Kadın Hastalıkları ve Doğum Uzmanı Operatör Doktor Emin Hagverdiyev, adet gecikmesinin birçok sorunun yanında dış gebelik belirtisi olabileceğine dikkat çekerek, "Dış gebelik oluşan bir hastada normal gebelikte olduğu gibi adet gecikmesi, memelerde hassasiyet, bulantı gibi belirtiler olabiliyor" dedi.
Normal şartlar altında yumurta döllenmesinin tüplerde olduğunu belirten Op. Dr. Hagverdiyev, "Tüpün özel iç yüzeyi sayesinde bu döllenmiş yumurta rahim boşluğuna ilerler. Eğer tüp bu fonksiyonunu yerine getiremezse döllenmiş yumurta tüpün içinde kalır ve gebelik burada gelişmeye başlar. Bu fonksiyonun bozulmasının başlıca nedenlerinden birinin enfeksiyondur. Geçirilmiş bir pelvik inflamatuvar hastalık, yani kadın iç genital organlarının iltihabı tüpün yapısını bozar ki bu da ilerleyen dönemlerde dış gebelik oluşmasına neden olabilir. Bundan başka tüplerle ilgili, yumurtalıklarla ilgili ya da apandisite bağlı geçirilmiş bir operasyon da yapışıklıkların oluşması nedeniyle tüpün yapısını bozabilir" diye konuştu.
"Her zaman ultrasonla tanı konamayabilir"
Rahim içi araçların yani spirallerin genel olarak gebelik oranını düşürdüğü ancak spirali olan bir kadında gebelik oluşmuş ise bunun dış gebelik olma olasılığı yüksek olduğu uyarılarında bulunan Özel Ata Sağlık Hastanesinde görevli Hagverdiyev, "Buradan spirallerin dış gebelik oranını yükseltmesi gibi yanlış bir sonuca varılmasın. Spiraller gebe kalmayı önlediği için dış gebelik oranlarını da düşürüyor. Fakat spirali olan bir kadında gebelik oluşursa ki bu çok düşük ihtimaldir, bunun dış gebelik olma olasılığı yükseliyor" şeklinde konuştu.

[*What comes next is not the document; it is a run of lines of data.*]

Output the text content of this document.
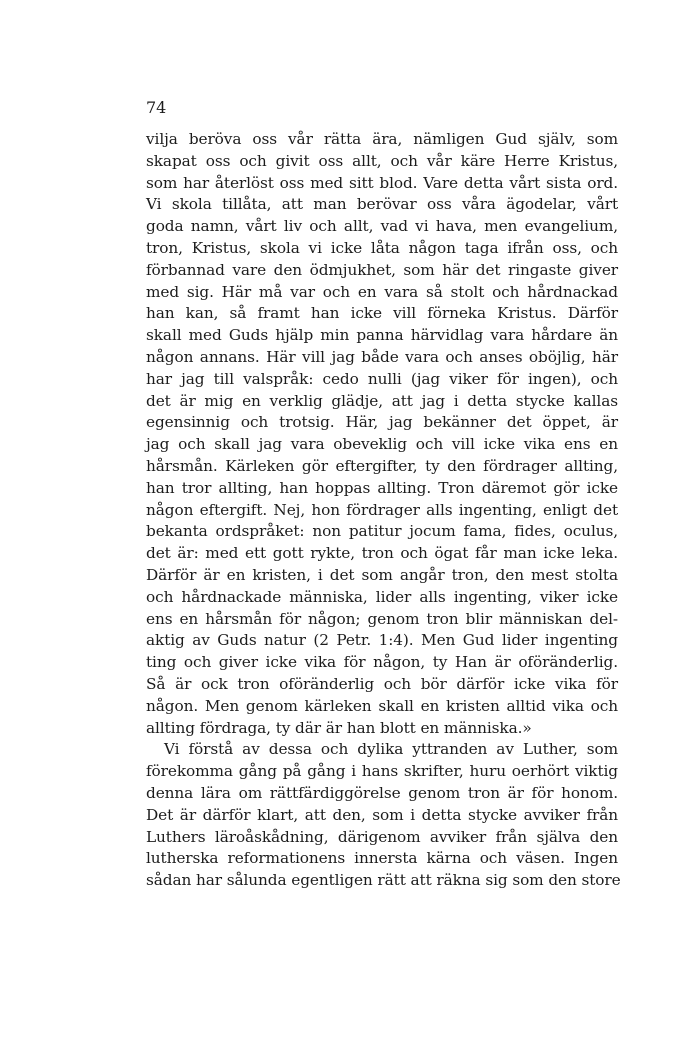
74

vilja beröva oss vår rätta ära, nämligen Gud själv, som
skapat oss och givit oss allt, och vår käre Herre Kristus,
som har återlöst oss med sitt blod. Vare detta vårt sista ord.
Vi skola tillåta, att man berövar oss våra ägodelar, vårt
goda namn, vårt liv och allt, vad vi hava, men evangelium,
tron, Kristus, skola vi icke låta någon taga ifrån oss, och
förbannad vare den ödmjukhet, som här det ringaste giver
med sig. Här må var och en vara så stolt och hårdnackad
han kan, så framt han icke vill förneka Kristus. Därför
skall med Guds hjälp min panna härvidlag vara hårdare än
någon annans. Här vill jag både vara och anses oböjlig, här
har jag till valspråk: cedo nulli (jag viker för ingen), och
det är mig en verklig glädje, att jag i detta stycke kallas
egensinnig och trotsig. Här, jag bekänner det öppet, är
jag och skall jag vara obeveklig och vill icke vika ens en
hårsmån. Kärleken gör eftergifter, ty den fördrager allting,
han tror allting, han hoppas allting. Tron däremot gör icke
någon eftergift. Nej, hon fördrager alls ingenting, enligt det
bekanta ordspråket: non patitur jocum fama, fides, oculus,
det är: med ett gott rykte, tron och ögat får man icke leka.
Därför är en kristen, i det som angår tron, den mest stolta
och hårdnackade människa, lider alls ingenting, viker icke
ens en hårsmån för någon; genom tron blir människan del-
aktig av Guds natur (2 Petr. 1:4). Men Gud lider ingenting
ting och giver icke vika för någon, ty Han är oföränderlig.
Så är ock tron oföränderlig och bör därför icke vika för
någon. Men genom kärleken skall en kristen alltid vika och
allting fördraga, ty där är han blott en människa.»

Vi förstå av dessa och dylika yttranden av Luther, som
förekomma gång på gång i hans skrifter, huru oerhört viktig
denna lära om rättfärdiggörelse genom tron är för honom.
Det är därför klart, att den, som i detta stycke avviker från
Luthers läroåskådning, därigenom avviker från själva den
lutherska reformationens innersta kärna och väsen. Ingen
sådan har sålunda egentligen rätt att räkna sig som den store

Dış gebelik oluşan bir hastada normal gebelikte olduğu gibi adet gecikmesi, memelerde hassasiyet, bulantı gibi belirtilerin olabileceğini dile getiren Op. Dr. Hagverdiyev, hastada gebelik değerleri yüksek olup rahim içinde bir gebelik kesesi gözükmüyorsa dış gebelik açısından dikkatli olmanın önemini vurguladı. Op. Dr. Hagverdiyev, "Maalesef dış gebeliğin tanısında standart bir tanı yöntemi yoktur. Laparoskopi altın standart gibi söylense de onun da yeterli olduğunu düşünmüyorum. Dış gebelik tanısında ultrasonun da yeri büyüktür ama her zaman ultrasonla dış gebelik görüntülenemeyebilir. Transvajinal yolla bakılan usg tanı koymak için her zaman karından bakılan usgden daha iyidir. Progesterone değerlerine bakılabilir eğer progesterone değeri düşükse tanıda yardımcı olabilir" ifadelerini kullandı.
Risk artıyor
Dış gebeliği olan bir hastanın hastaneye yatırılıp takip edilmesinin daha uygun olduğunu, ayaktan takip edilen hastanın ise her gün veya günaşırı hastaneye gelmesi gerektiğini ifade eden Hagverdiyev, tedavi sürecinde gebelik değerlerinin takip edildiğini belirterek, şunları söyledi:
"Genelde medikal ajan olarak kanser ilacı kullanılıyor. Bunun için de hastanın tüm laboratuvar değerlerine bakıyoruz, ilaç yapıldıktan sonra da değerlere bakmaya devam ediyoruz. Kendi pratiğimde 2 uygulamadan fazla yapılmasını tercih etmiyorum. Etkili olduğu çok vakamız oldu ama bu ilaca rağmen gebelik değeri yükseliyor ve usg görüntülerinde boyutlarda artış izleniyorsa operasyon önerilmelidir hastaya. Operasyonun kapalı yöntemle yapılması tercihimdir ama açık yöntemle de yapılabilir. Özellikle tüpün yırtılıp iç kanama olduğu durumlarda açık yöntem yapılabilir. Operasyon sırasında tüpte yırtılma varsa tüpün alınmasını tercih ediyorum ama tüpün onarılması, milking yani dış gebelik materyalinin süt sağar gibi çıkarılması yapılabilir. Fakat bu işlemlerden dolayı da ilerleyen dönemlerde dış gebelik oluşma olasılığı artıyor ve tekrar aynı süreçler veya acil durumlar gelişebilir."